The use of the words "I'm trying to imagine" is really very provocative, because it suggests that the commenter has thought hard about it comprehensively eliminated any possible reason one would use Ruby. Which in turn implies there is literally nothing good about Ruby at all.
So someone has poured heart and soul into building a free library in their own time, giving it away to everyone and the response is to casually dismiss it with a remark suggesting there is literally no reason for it to exist.
Is it a big deal? no. But it would be good if people tried to be kind when commenting.
There is a school of thought that you should use the right tool for the job, and some languages are better tools for certain tasks.

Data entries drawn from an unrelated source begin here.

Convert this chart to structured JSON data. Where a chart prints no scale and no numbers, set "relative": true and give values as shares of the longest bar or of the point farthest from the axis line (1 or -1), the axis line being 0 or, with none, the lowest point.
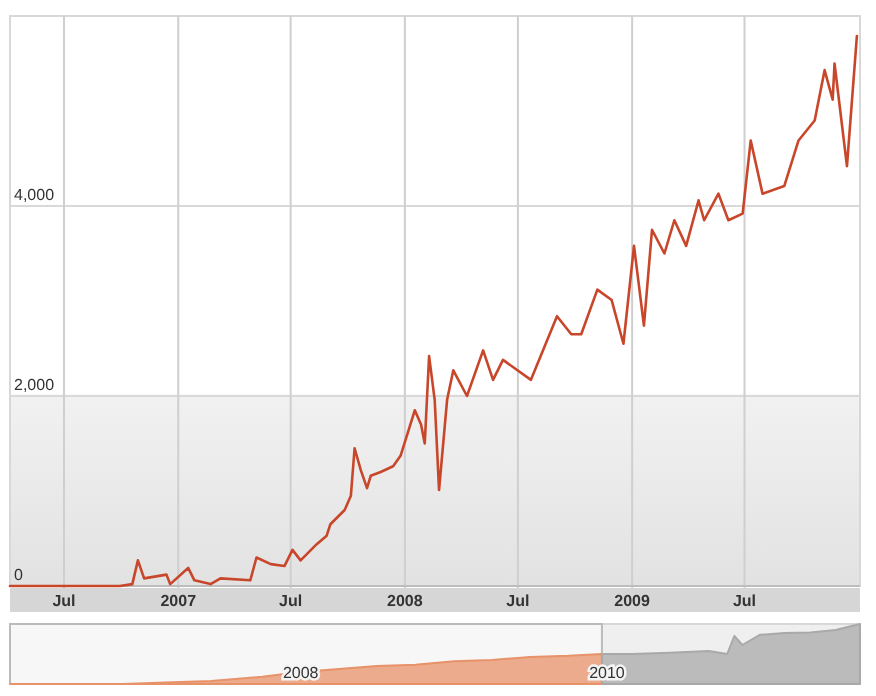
{
  "chart_data": [
    {
      "type": "line",
      "x": [
        "2006-04-05",
        "2006-06-01",
        "2006-08-01",
        "2006-09-29",
        "2006-10-19",
        "2006-10-28",
        "2006-11-07",
        "2006-12-13",
        "2006-12-19",
        "2007-01-17",
        "2007-01-27",
        "2007-02-22",
        "2007-03-10",
        "2007-04-27",
        "2007-05-07",
        "2007-05-30",
        "2007-06-21",
        "2007-07-04",
        "2007-07-17",
        "2007-08-12",
        "2007-08-28",
        "2007-09-03",
        "2007-09-26",
        "2007-10-06",
        "2007-10-12",
        "2007-10-22",
        "2007-11-01",
        "2007-11-07",
        "2007-11-23",
        "2007-12-13",
        "2007-12-25",
        "2008-01-07",
        "2008-01-17",
        "2008-01-27",
        "2008-02-02",
        "2008-02-09",
        "2008-02-18",
        "2008-02-25",
        "2008-03-09",
        "2008-03-19",
        "2008-04-10",
        "2008-05-06",
        "2008-05-22",
        "2008-06-07",
        "2008-07-22",
        "2008-09-02",
        "2008-09-25",
        "2008-10-11",
        "2008-11-06",
        "2008-11-29",
        "2008-12-18",
        "2009-01-04",
        "2009-01-20",
        "2009-02-02",
        "2009-02-22",
        "2009-03-10",
        "2009-03-29",
        "2009-04-18",
        "2009-04-27",
        "2009-05-20",
        "2009-06-05",
        "2009-06-28",
        "2009-07-11",
        "2009-07-30",
        "2009-09-03",
        "2009-09-26",
        "2009-10-22",
        "2009-11-07",
        "2009-11-20",
        "2009-11-23",
        "2009-12-13",
        "2009-12-29"
      ],
      "series": [
        {
          "color": "#c8462a",
          "values": [
            0,
            0,
            0,
            0,
            20,
            270,
            80,
            120,
            20,
            190,
            60,
            20,
            80,
            60,
            300,
            230,
            210,
            380,
            270,
            440,
            530,
            650,
            800,
            950,
            1450,
            1220,
            1030,
            1160,
            1200,
            1260,
            1370,
            1640,
            1850,
            1700,
            1500,
            2420,
            1960,
            1010,
            1960,
            2270,
            2000,
            2480,
            2170,
            2380,
            2170,
            2840,
            2650,
            2650,
            3120,
            3010,
            2550,
            3580,
            2740,
            3750,
            3500,
            3850,
            3580,
            4060,
            3850,
            4130,
            3850,
            3920,
            4690,
            4130,
            4210,
            4690,
            4900,
            5430,
            5120,
            5500,
            4420,
            5790
          ]
        }
      ],
      "xlim": [
        "2006-04-05",
        "2010-01-03"
      ],
      "ylim": [
        0,
        6000
      ],
      "xticks": [
        {
          "value": "2006-07-01",
          "label": "Jul"
        },
        {
          "value": "2007-01-01",
          "label": "2007"
        },
        {
          "value": "2007-07-01",
          "label": "Jul"
        },
        {
          "value": "2008-01-01",
          "label": "2008"
        },
        {
          "value": "2008-07-01",
          "label": "Jul"
        },
        {
          "value": "2009-01-01",
          "label": "2009"
        },
        {
          "value": "2009-07-01",
          "label": "Jul"
        }
      ],
      "yticks": [
        {
          "value": 0,
          "label": "0"
        },
        {
          "value": 2000,
          "label": "2,000"
        },
        {
          "value": 4000,
          "label": "4,000"
        }
      ],
      "grid": true
    },
    {
      "type": "area",
      "relative": true,
      "xlim": [
        "2006-02-06",
        "2011-08-28"
      ],
      "bands": [
        {
          "axis": "x",
          "from": "2006-02-06",
          "to": "2009-12-20",
          "color": "#f7f7f7"
        }
      ],
      "xticks": [
        {
          "value": "2008-01-01",
          "label": "2008"
        },
        {
          "value": "2010-01-01",
          "label": "2010"
        }
      ],
      "series": [
        {
          "color": "#e8926a",
          "x": [
            "2006-02-06",
            "2006-11-01",
            "2007-03-01",
            "2007-06-01",
            "2007-10-01",
            "2008-01-01",
            "2008-04-01",
            "2008-07-01",
            "2008-10-01",
            "2009-01-01",
            "2009-04-01",
            "2009-07-01",
            "2009-10-01",
            "2009-12-20"
          ],
          "values": [
            0,
            0,
            0.03,
            0.05,
            0.12,
            0.2,
            0.25,
            0.3,
            0.32,
            0.38,
            0.4,
            0.45,
            0.47,
            0.5
          ]
        },
        {
          "color": "#a9a9a9",
          "x": [
            "2009-12-20",
            "2010-03-01",
            "2010-06-01",
            "2010-09-01",
            "2010-10-15",
            "2010-11-01",
            "2010-11-20",
            "2011-01-01",
            "2011-03-01",
            "2011-05-01",
            "2011-07-01",
            "2011-08-28"
          ],
          "values": [
            0.5,
            0.5,
            0.52,
            0.55,
            0.5,
            0.8,
            0.65,
            0.82,
            0.85,
            0.86,
            0.9,
            1
          ]
        }
      ]
    }
  ]
}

Python already has all the libraries, and Julia has built-in language support. But nobody is stopping you from using Ruby or JS or PHP for whatever.
> There is a school of thought that you should use the right tool for the job
But there are often real world constraints that influence the choice of the tool. For example if you have a Rails app already, going with more Ruby code might fit better than branching out to Python or Julia.
> and some languages are better tools for certain tasks.
Yes, although in the case of Python, it's not the language that is better but the eco system support.
The right tool for the right job needs to take into consideration what languages/tools people know and have been exposed to.
We process billions of events/records weekly with just Ruby and Sidekiq/Redis at my current job. Its way easier to extend what we have with Ruby than switching to Spark/Python/Scala/Kafka or whatever etc is complete overkill.